Moving n to the left is the same thing as multiplying by 2 to the n. To the right is the same thing as being 2 to the n.
13. Pointer and array:
1) void fun(char buf[100])
{
Printf (" % d, \ n ", sizeof (buf));
}
The printed value is 4, not 100.
2) char p[10] = "" in a file;
Declare: extern char *p;
Then, in the declared file sizeof(p), the answer is 4. That is, sizeof calculates the declared type.
3) to the compiler, an array is an address, and a pointer is the address of an address.
4) all the array names as function parameters will be converted to Pointers by the compiler. In all other cases, the declaration of the array is an array and what the pointer is is a pointer.
The same rule for arrays and Pointers:
1. The array name in the expression (as opposed to the declaration) is used by the compiler as a pointer to the first element of the array.
2. The index is always the same as the offset of the pointer.

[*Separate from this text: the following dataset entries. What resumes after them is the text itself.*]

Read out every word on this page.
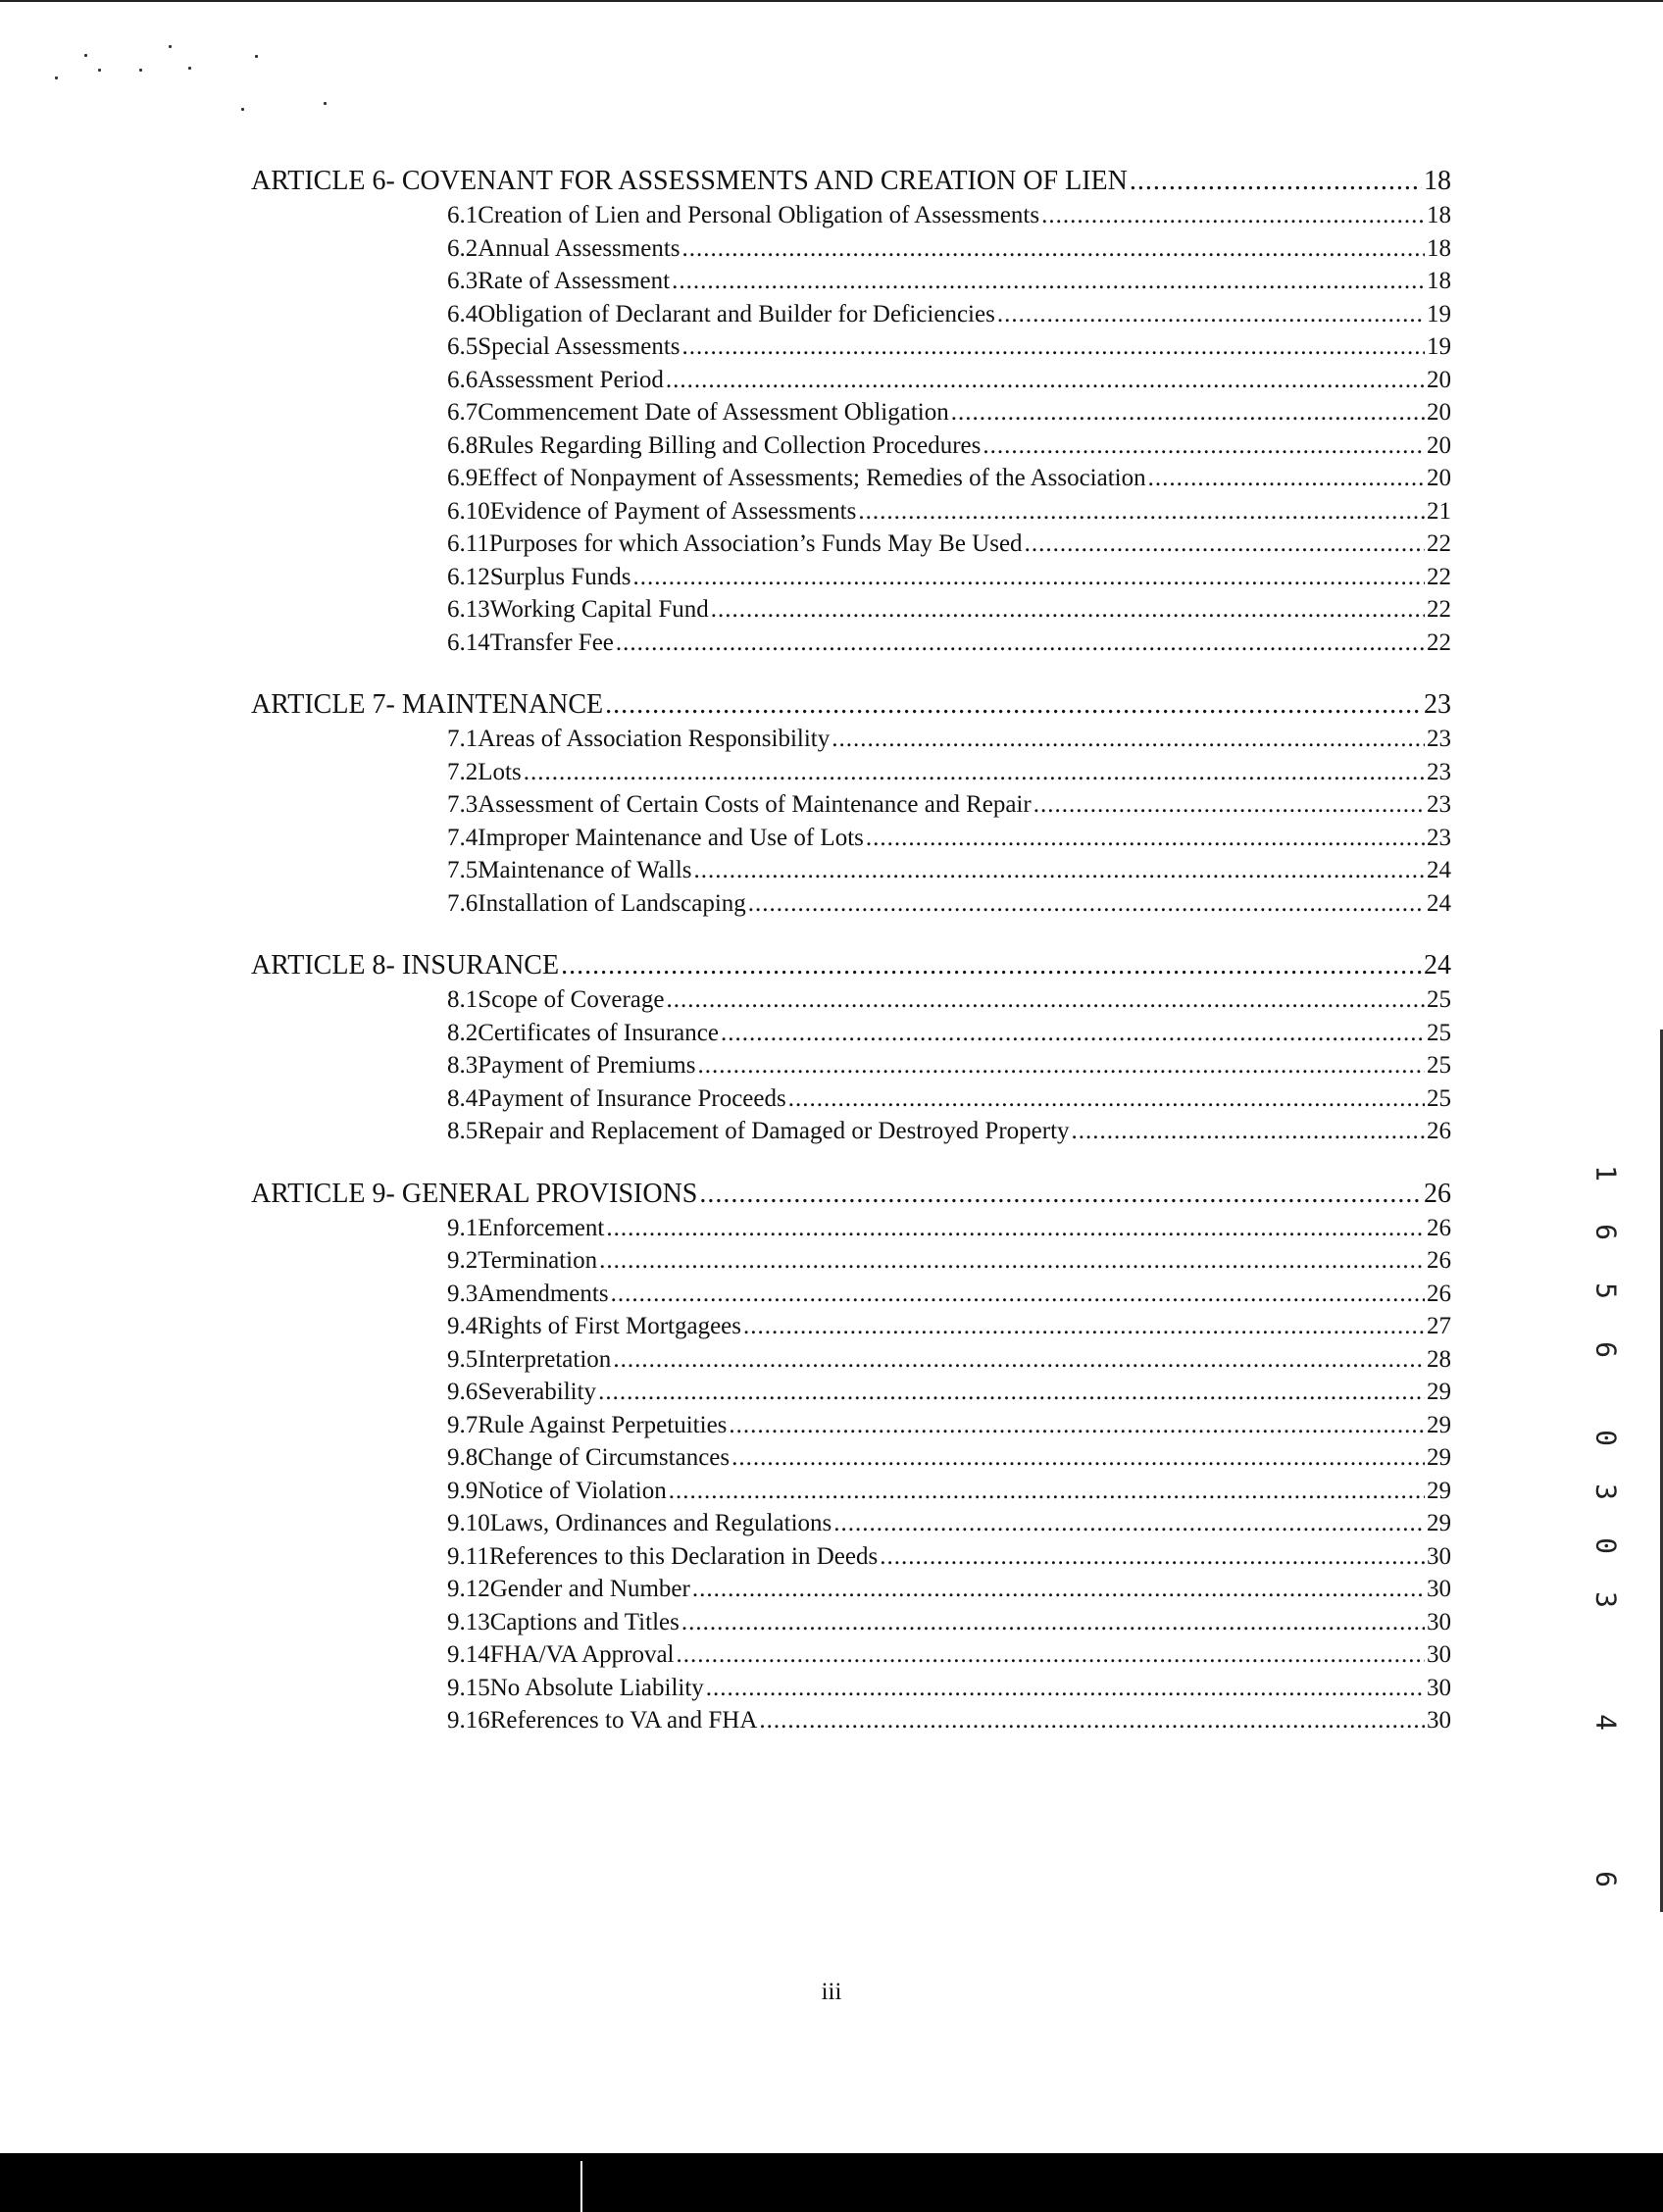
ARTICLE 6- COVENANT FOR ASSESSMENTS AND CREATION OF LIEN .....	18
6.1 Creation of Lien and Personal Obligation of Assessments .....	18
6.2 Annual Assessments .....	18
6.3 Rate of Assessment .....	18
6.4 Obligation of Declarant and Builder for Deficiencies .....	19
6.5 Special Assessments .....	19
6.6 Assessment Period .....	20
6.7 Commencement Date of Assessment Obligation .....	20
6.8 Rules Regarding Billing and Collection Procedures .....	20
6.9 Effect of Nonpayment of Assessments; Remedies of the Association .....	20
6.10 Evidence of Payment of Assessments .....	21
6.11 Purposes for which Association’s Funds May Be Used .....	22
6.12 Surplus Funds .....	22
6.13 Working Capital Fund .....	22
6.14 Transfer Fee .....	22
ARTICLE 7- MAINTENANCE .....	23
7.1 Areas of Association Responsibility .....	23
7.2 Lots .....	23
7.3 Assessment of Certain Costs of Maintenance and Repair .....	23
7.4 Improper Maintenance and Use of Lots .....	23
7.5 Maintenance of Walls .....	24
7.6 Installation of Landscaping .....	24
ARTICLE 8- INSURANCE .....	24
8.1 Scope of Coverage .....	25
8.2 Certificates of Insurance .....	25
8.3 Payment of Premiums .....	25
8.4 Payment of Insurance Proceeds .....	25
8.5 Repair and Replacement of Damaged or Destroyed Property .....	26
ARTICLE 9- GENERAL PROVISIONS .....	26
9.1 Enforcement .....	26
9.2 Termination .....	26
9.3 Amendments .....	26
9.4 Rights of First Mortgagees .....	27
9.5 Interpretation .....	28
9.6 Severability .....	29
9.7 Rule Against Perpetuities .....	29
9.8 Change of Circumstances .....	29
9.9 Notice of Violation .....	29
9.10 Laws, Ordinances and Regulations .....	29
9.11 References to this Declaration in Deeds .....	30
9.12 Gender and Number .....	30
9.13 Captions and Titles .....	30
9.14 FHA/VA Approval .....	30
9.15 No Absolute Liability .....	30
9.16 References to VA and FHA .....	30
1
6
5
6
0
3
0
3
4
6
iii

3. In the declaration of a function, the array name is used by the compiler as a pointer to the first element of the array. This operation is done by the compiler. The reason is efficiency. Because that's reference passing, not value passing. value   Delivery requires copying. This also shows that sizeof operates in assembly.

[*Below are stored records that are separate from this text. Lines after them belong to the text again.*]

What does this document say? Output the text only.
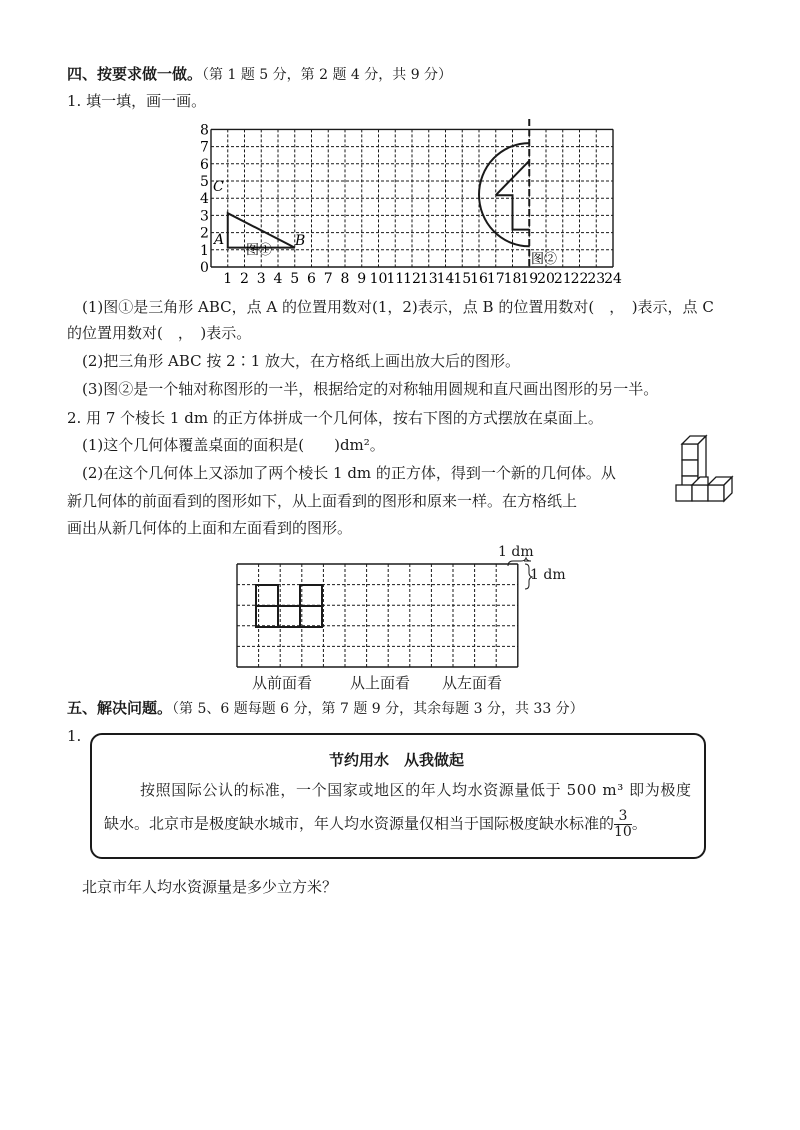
四、按要求做一做。（第 1 题 5 分，第 2 题 4 分，共 9 分）
1. 填一填，画一画。
0
1
2
3
4
5
6
7
8
1 2 3 4 5 6 7 8 9 10
11
12
13
14
15
16
17
18
19
20
21
22
23
24
A	B
C
图①
图②
(1)图①是三角形 ABC，点 A 的位置用数对(1，2)表示，点 B 的位置用数对(　，　)表示，点 C
的位置用数对(　，　)表示。
(2)把三角形 ABC 按 2∶1 放大，在方格纸上画出放大后的图形。
(3)图②是一个轴对称图形的一半，根据给定的对称轴用圆规和直尺画出图形的另一半。
2. 用 7 个棱长 1 dm 的正方体拼成一个几何体，按右下图的方式摆放在桌面上。
(1)这个几何体覆盖桌面的面积是(　　)dm²。
(2)在这个几何体上又添加了两个棱长 1 dm 的正方体，得到一个新的几何体。从
新几何体的前面看到的图形如下，从上面看到的图形和原来一样。在方格纸上
画出从新几何体的上面和左面看到的图形。
1 dm
1 dm
从前面看	从上面看 从左面看
五、解决问题。（第 5、6 题每题 6 分，第 7 题 9 分，其余每题 3 分，共 33 分）
1.
节约用水　从我做起
按照国际公认的标准，一个国家或地区的年人均水资源量低于 500 m³ 即为极度
缺水。北京市是极度缺水城市，年人均水资源量仅相当于国际极度缺水标准的 $\frac{3}{10}$ 。
北京市年人均水资源量是多少立方米？
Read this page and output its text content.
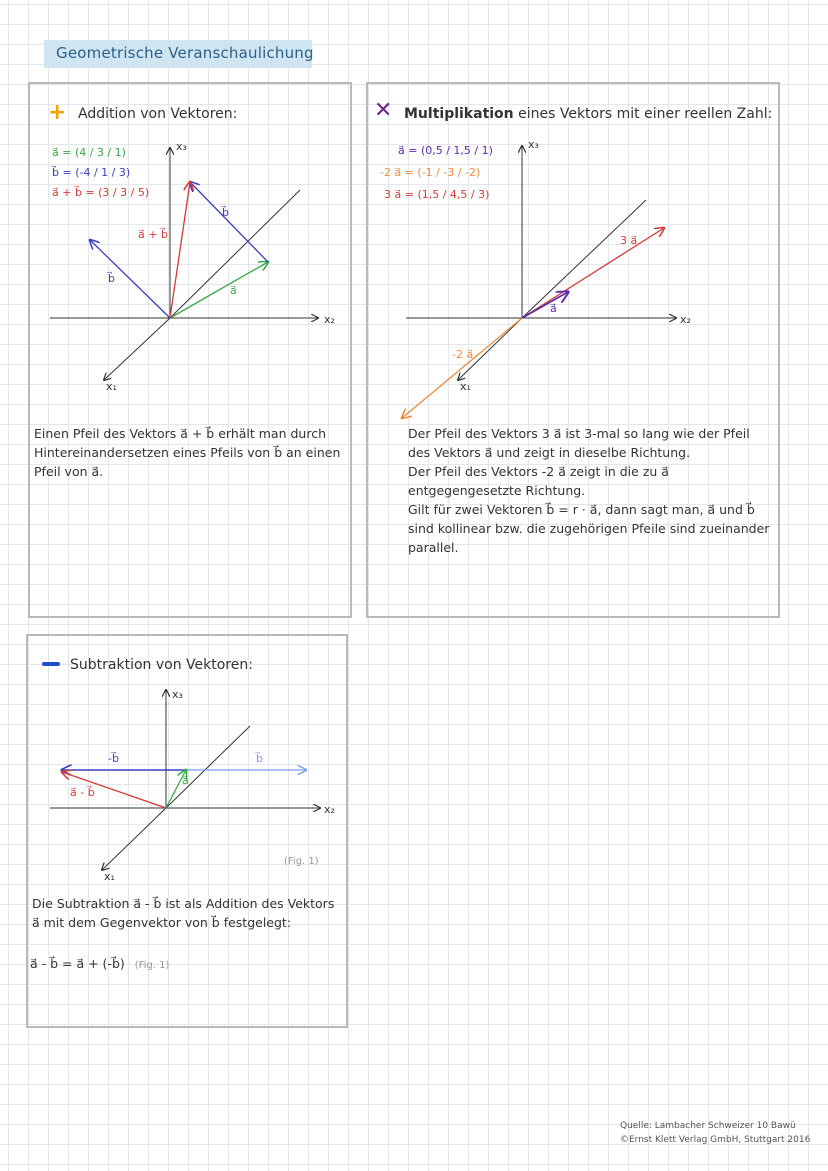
Geometrische Veranschaulichung
+ Addition von Vektoren:
a⃗ = (4 / 3 / 1)
b⃗ = (-4 / 1 / 3)
a⃗ + b⃗ = (3 / 3 / 5)
x₃
x₂
x₁
a⃗
b⃗
b⃗
a⃗ + b⃗
Einen Pfeil des Vektors a⃗ + b⃗ erhält man durch Hintereinandersetzen eines Pfeils von b⃗ an einen Pfeil von a⃗.
✕ Multiplikation eines Vektors mit einer reellen Zahl:
a⃗ = (0,5 / 1,5 / 1)
-2 a⃗ = (-1 / -3 / -2)
3 a⃗ = (1,5 / 4,5 / 3)
x₃
x₂
x₁
3 a⃗
a⃗
-2 a⃗
Der Pfeil des Vektors 3 a⃗ ist 3-mal so lang wie der Pfeil des Vektors a⃗ und zeigt in dieselbe Richtung.
Der Pfeil des Vektors -2 a⃗ zeigt in die zu a⃗ entgegengesetzte Richtung.
Gilt für zwei Vektoren b⃗ = r · a⃗, dann sagt man, a⃗ und b⃗ sind kollinear bzw. die zugehörigen Pfeile sind zueinander parallel.
Subtraktion von Vektoren:
x₃
x₂
x₁
-b⃗	b⃗
a⃗
a⃗ - b⃗
(Fig. 1)
Die Subtraktion a⃗ - b⃗ ist als Addition des Vektors a⃗ mit dem Gegenvektor von b⃗ festgelegt:
a⃗ - b⃗ = a⃗ + (-b⃗) (Fig. 1)
Quelle: Lambacher Schweizer 10 Bawü
©Ernst Klett Verlag GmbH, Stuttgart 2016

The behavior of arry[-1] is undefined.
Conclusion:
1) access to a in the form a[I] is always overwritten by the compiler as *(a+ I).
2) a pointer is always a pointer. You can't rewrite it as an array, but you can access it as an array.
3) the array will be overwritten as a pointer by the compiler as an argument to a function.
4) pointer and what of the array must be paired.
Declaration and definition: declaration can be more than one, only one definition. A definition is a special declaration that allocates memory to an object. Declarations, on the other hand, are plain declarations that describe objects created elsewhere.
Declared priority rules:
A: read from his name in order of priority:
B: priority level:
1. The part of the declaration enclosed in parentheses.
2. Suffix operator:
Parenthesis () indicates a function;
Square brackets [] indicate an array;
3, prefix operator: * refers to what pointer;
4. If const is followed by a variable, the modified variable cannot be modified, and if const is followed by a type, what it points to cannot be modified.
15. Multidimensional array:
A [2][3]:a is an array with two elements. Each element is another array, with three elements.
Memory layout: a[0][0],a[0][1],a[0][2],a[1][0]... The address keeps getting bigger.
The multidimensional array, the array of the array as a parameter of the function, is converted into an array pointer, and the pointer to the array is also a row pointer. It's essentially a pointer.
16. The default byte alignment of a structure generally meets three criteria:
1) the first address of a structure variable can be divisible by the size of its widest base type member;
2) the offset of each member of the structure relative to the first address of the structure is an integer multiple of the size of the member itself. If necessary, the compiler will add internal bytes between the members.
3) the total size of the structure is an integer multiple of the size of the structure's widest base type member, and the compiler USES trailing padding after the last member if necessary.